In human systems, climate change adaptation is the process of adjustment to actual or expected climate and its effects, in order to moderate harm or exploit beneficial opportunities (IPCC Special Report 1.5C). There are various types of adaptation:

  • Adaptation limits. The point at which an actor’s objectives (or system needs) cannot be secured from intolerable risks through adaptive actions.
    • Hard adaptation limit: No adaptive actions are possible to avoid intolerable risks.
    • Soft adaptation limit: Options may exist but are currently not available to avoid intolerable risks through adaptive action.
  • Adaptation pathways. Planning approaches that focus on the sequence of events over time and the tipping points necessary to shift paths. Dynamic adaptation pathways policy pathways (DAPP) is a specific pathway approach.
  • Anticipatory adaptation: Adaptation that takes place before impacts of climate change are observed; occasionally referred as proactive adaptation.
  • Autonomous adaptation: Adaptation that does not constitute a conscious response to climate stimuli but is triggered by ecological changes in natural systems and by market or welfare changes in human systems.
  • Ecosystem-based adaptation (EBA). The use of ecosystem management activities to increase the resilience and reduce the vulnerability of people and ecosystems to climate change.
  • Evolutionary adaptation. The process whereby a species of population becomes better able to live in a changing environment, through the selection of heritable traits. Biologist usually distinguish evolutionary adaptation from acclimatization with the latter occurring within an organism’s lifetime.

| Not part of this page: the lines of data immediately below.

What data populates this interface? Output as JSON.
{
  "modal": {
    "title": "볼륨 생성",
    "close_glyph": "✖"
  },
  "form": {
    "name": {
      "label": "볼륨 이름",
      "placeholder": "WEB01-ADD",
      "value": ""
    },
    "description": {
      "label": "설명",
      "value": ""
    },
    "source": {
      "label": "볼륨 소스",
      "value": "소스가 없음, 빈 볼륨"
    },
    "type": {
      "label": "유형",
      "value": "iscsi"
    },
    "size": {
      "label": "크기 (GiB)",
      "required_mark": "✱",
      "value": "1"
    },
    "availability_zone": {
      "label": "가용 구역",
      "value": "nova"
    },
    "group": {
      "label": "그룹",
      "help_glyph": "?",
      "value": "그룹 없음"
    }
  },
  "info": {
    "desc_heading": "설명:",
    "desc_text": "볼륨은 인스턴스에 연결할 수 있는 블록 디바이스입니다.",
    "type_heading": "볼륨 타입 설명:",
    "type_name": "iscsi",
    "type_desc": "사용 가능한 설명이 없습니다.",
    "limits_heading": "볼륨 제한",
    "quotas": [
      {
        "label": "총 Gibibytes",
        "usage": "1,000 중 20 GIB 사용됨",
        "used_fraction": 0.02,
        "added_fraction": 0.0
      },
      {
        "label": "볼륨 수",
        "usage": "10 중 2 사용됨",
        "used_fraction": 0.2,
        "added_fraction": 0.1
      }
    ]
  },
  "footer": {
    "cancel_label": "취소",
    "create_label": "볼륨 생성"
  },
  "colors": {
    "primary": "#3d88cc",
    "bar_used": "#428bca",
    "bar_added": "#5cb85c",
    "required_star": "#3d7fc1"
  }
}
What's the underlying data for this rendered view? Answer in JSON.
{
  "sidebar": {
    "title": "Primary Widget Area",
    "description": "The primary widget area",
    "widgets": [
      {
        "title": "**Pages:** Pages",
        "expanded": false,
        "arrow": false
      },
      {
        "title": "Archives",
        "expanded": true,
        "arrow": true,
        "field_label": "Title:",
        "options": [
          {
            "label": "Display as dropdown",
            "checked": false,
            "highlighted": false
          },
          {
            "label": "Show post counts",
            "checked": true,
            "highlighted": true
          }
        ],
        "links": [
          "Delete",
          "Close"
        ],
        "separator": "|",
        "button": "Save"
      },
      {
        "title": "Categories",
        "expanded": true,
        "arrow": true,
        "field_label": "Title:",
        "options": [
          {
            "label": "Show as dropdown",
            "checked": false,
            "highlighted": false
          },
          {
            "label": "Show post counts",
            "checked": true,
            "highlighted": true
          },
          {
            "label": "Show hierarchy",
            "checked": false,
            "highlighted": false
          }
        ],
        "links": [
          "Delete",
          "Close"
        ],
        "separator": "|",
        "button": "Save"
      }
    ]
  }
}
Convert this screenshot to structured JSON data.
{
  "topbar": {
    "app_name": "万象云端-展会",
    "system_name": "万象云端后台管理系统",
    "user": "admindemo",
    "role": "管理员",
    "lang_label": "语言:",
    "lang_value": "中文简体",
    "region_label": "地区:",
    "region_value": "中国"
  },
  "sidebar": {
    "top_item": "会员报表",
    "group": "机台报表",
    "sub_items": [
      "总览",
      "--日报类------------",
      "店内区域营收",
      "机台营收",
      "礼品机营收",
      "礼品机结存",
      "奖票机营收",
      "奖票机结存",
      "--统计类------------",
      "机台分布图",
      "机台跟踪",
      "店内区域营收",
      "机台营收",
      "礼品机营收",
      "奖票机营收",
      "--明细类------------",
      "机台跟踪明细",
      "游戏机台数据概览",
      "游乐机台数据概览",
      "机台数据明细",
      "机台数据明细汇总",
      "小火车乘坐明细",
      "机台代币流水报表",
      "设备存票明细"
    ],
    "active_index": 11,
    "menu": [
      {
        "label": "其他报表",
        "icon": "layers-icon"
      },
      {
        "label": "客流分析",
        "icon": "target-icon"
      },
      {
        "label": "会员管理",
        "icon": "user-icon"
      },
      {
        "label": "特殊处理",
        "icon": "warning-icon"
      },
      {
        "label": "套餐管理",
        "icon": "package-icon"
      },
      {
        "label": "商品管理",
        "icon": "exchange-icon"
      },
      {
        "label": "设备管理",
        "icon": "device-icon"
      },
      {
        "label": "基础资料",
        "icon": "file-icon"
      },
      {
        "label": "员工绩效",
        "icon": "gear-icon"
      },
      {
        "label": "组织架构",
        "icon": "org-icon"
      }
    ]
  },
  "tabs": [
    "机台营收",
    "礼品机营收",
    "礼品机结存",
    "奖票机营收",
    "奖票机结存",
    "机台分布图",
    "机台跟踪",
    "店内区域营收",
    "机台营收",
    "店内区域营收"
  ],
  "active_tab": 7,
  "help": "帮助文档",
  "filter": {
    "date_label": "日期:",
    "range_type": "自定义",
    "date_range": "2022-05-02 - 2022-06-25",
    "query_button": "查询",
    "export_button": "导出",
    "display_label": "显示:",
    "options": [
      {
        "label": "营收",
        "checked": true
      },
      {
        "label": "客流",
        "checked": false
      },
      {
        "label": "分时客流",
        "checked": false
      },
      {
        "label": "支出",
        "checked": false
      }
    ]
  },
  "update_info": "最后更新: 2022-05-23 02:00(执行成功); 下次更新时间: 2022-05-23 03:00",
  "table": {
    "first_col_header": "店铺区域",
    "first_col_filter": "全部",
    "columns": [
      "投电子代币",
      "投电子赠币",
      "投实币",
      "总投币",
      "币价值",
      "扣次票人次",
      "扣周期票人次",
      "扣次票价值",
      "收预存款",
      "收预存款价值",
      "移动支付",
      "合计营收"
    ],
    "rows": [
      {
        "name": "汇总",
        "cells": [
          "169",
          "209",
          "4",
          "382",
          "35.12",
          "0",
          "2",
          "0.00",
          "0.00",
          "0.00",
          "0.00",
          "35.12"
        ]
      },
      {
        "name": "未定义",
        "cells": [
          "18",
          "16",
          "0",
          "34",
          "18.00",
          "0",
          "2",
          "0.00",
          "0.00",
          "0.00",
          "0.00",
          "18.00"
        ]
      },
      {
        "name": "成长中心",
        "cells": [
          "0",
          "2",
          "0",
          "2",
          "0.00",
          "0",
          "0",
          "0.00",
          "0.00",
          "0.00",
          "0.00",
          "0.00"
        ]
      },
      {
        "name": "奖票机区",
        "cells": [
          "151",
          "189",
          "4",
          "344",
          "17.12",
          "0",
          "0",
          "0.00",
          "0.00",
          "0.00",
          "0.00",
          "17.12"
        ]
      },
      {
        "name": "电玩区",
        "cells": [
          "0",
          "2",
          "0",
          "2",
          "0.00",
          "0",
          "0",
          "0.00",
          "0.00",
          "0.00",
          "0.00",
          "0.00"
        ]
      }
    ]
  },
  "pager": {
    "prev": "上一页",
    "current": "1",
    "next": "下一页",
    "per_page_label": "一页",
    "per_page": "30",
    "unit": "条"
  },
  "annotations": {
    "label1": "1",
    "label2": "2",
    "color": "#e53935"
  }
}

  • Incremental adaptation. Adaptation that maintains the essence and integrity of a system or process at a given scale. In some case, incremental adaptation can accrue to result in transformational adaptation. Incremental adaptation to change in climate are understood as extensions of actions and behavior that already reduce the losses or enhance the benefits of natural variations in extreme weather/ climate events.
  • Options. The array of strategic and measures that are available and appropriate for addressing adaptation. They include a wide range of actions that can be categorized as structural, institutional, ecological or behavioral.
  • Planned adaptation: Adaptation that is the result of deliberate policy decision, based on an awareness that conditions have changed or about to change and that action is required to return to, maintain, or achieve a desired state.
  • Transformational adaptation. Adaptation that changes the fundamental attributes of a social-ecological system in anticipation of climate change and its impacts; and adaptation response that will be required in the face of a global failure to mitigate the causes of anthropogenic climate change and are characterized by system-wide change or changes across more than one system, by a focus on the future and long-term change, or by direct questioning of the effectiveness of existing systems, social injustices and power imbalances.